There are millions of people in this world who are codependent. Most don’t even know that they are, and there are some who do, but are too afraid to change it. For the longest time, I was oblivious to what being codependent even meant. Once I discovered it’s meaning, I lived for years in fear and denial that I was that way, even though I really was.
A codependent person is defined as someone who has excessive emotional or psychological reliance on a partner, typically one who requires support due to an illness or addiction. In broader terms, it is when a person will place a lower priority on their own needs, while being excessively preoccupied with the needs of others. The simple existence for them is to solely depend on the needs of, or control of, another.
I cringe when I read any definition of codependency now. Each of them describes how I lived for way too long. And the longer I stay free from all of those former behaviors, the more I have been able to see other relationships and people suffering from it just like I did. My most recent observation of codependency in action has actually been of my partner’s sister.
A few years ago, her husband of almost 20 years left her side for someone else, which left her feeling abandoned, scared, and confused. Almost immediately, she jumped into one relationship and shortly thereafter a second one, which has been the one to really show her level of codependency. Over the past year she has been living with a childhood sweetheart who has quite a few physical, mental, and emotional disorders. In addition, he has been unemployed for many years and has no viable income. I’ve spent some time around the two of them and watched those definitions of codependency play themselves out over and over and over again with them. Sometimes it has felt as if I was watching a little boy with his mother. He often asks her permission to do or have certain things just like a boy would of his mother. She in turn scolds him just like a mother would of a child when he doesn’t listen or obey. When she begins to grow tired of him, he often plays the sick card for sympathy and guilt which keeps her from abandoning him. In turn, she continues to avoid her fear of being alone, which is something she never gave herself any of after her marriage ended. Because of this, she remains invested in taking care of this unhealthy man’s life so much, that she is completely unaware of how sick she has become too.
What’s sad about codependency is the enabling that happens when it’s present in any relationship. In my partner’s sister’s relationship, neither are growing or healing from anything. He is controlling her on many levels, while she is doing the same with him as well. Until they both spend time apart from each other alone and work on their own healing, the unfortunate truth is that they will continue to remain sick and codependent on each other to exist.

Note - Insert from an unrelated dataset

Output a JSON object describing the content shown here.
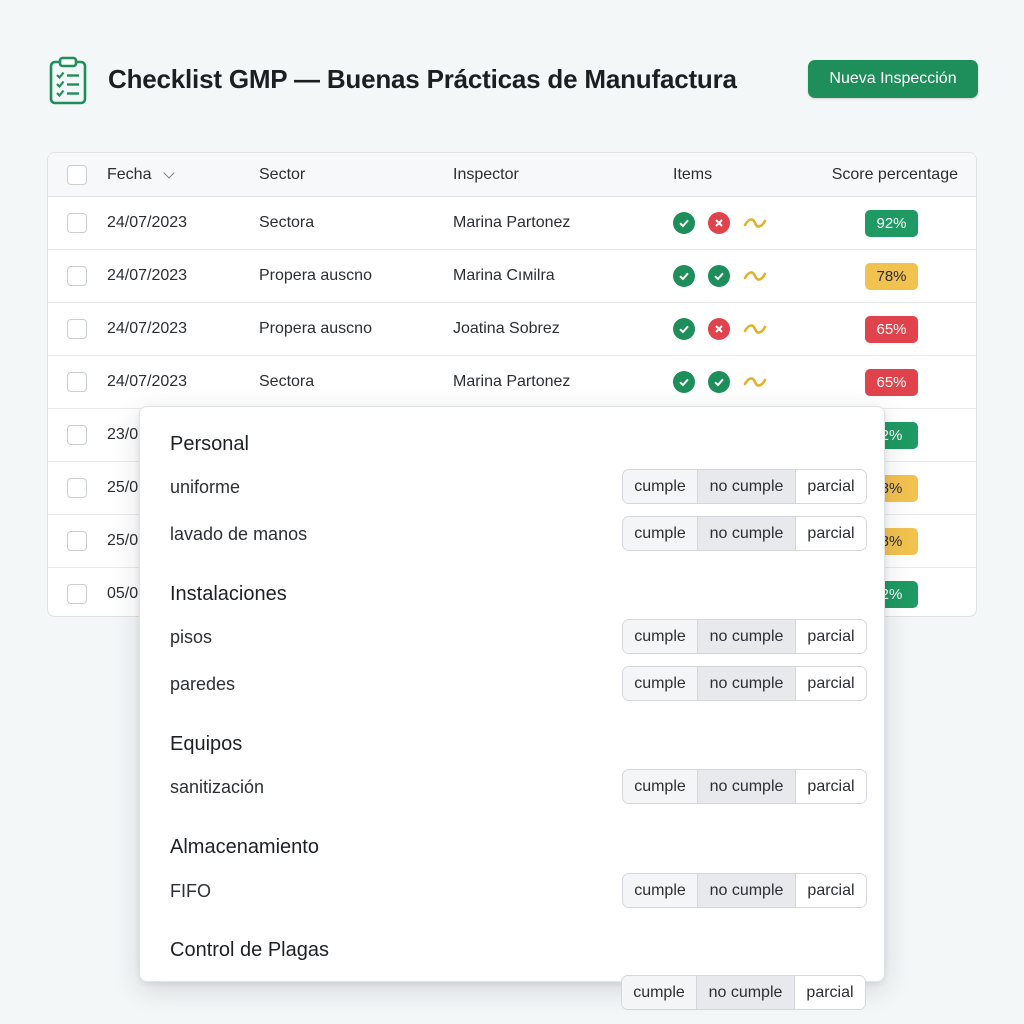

My pattern of codependency didn’t begin in an intimate relationship like theirs. It began in my childhood with my mother. She was a very mentally and emotionally sick woman who had never healed from some of her own childhood issues. She was in a codependent based relationship as well with my father who too was just as sick. My mother did her best to keep the family together while trying to support my father in so many ways. Sadly, without realizing it, I became codependent with her in my many attempts to bring her happiness. I spent most of my childhood and adulthood doing everything I could to please her and ignored much of my own needs and wants because of it. As I matured, I repeated this pattern in one romantic relationship after another where each of the people I dated were alcoholics, drug addicts, and debt-laden individuals. In some ways, they were all just mirrors of that relationship I had with my mother. What I never realized was I had been repeating my attempts to take care of her with everyone else in my life that I got close to. The sad, but simple, truth was that I sought out those who were just as sick as my mother, whom I could nurture and take care of just like I had with her. It was the easiest way I knew how to avoid seeing just how sick and broken I was like all those people I was trying to fix. Ironically, the person that needing fixing the most was me. Eventually when the pain became great enough, I turned to God for help with all of it. It finally came at the age of 40, when I began spending time alone and healing from all those childhood wounds.
Today I believe the biggest fear that I faced before asking God for help with my codependency, and the one that faces my partner’s sister and anyone else that is still suffering from it, is that of being alone and learning to enjoy one’s own company. In essence, it’s about learning to love oneself. A codependent person doesn’t love themselves because they neglect most, if not all, of their own needs and wants. I sacrificed so much of my own happiness for years trying to take care of my mother and most of the people I had dated or closely befriended. Until I was willing to let go of all of them and work on me alone, I never got any better and instead continued to live with codependent behaviors and in those type of relationships.
Through my hard work and willingness to spend vast amounts of time alone, I’ve been able to work on a better relationship with me and made great strides in healing from all of those fears I carried out of my childhood. I have a healthy partner today who is able to take care of himself. He’s not severely sick in any addiction nor does he suffer from grave mental and emotional disorders. For once, I am experiencing a relationship where I can be myself and not neglect my own needs and wants. I am so grateful to God for the pain that got me to this place of recovery. Because of it, I am truly beginning to feel I am codependent no more.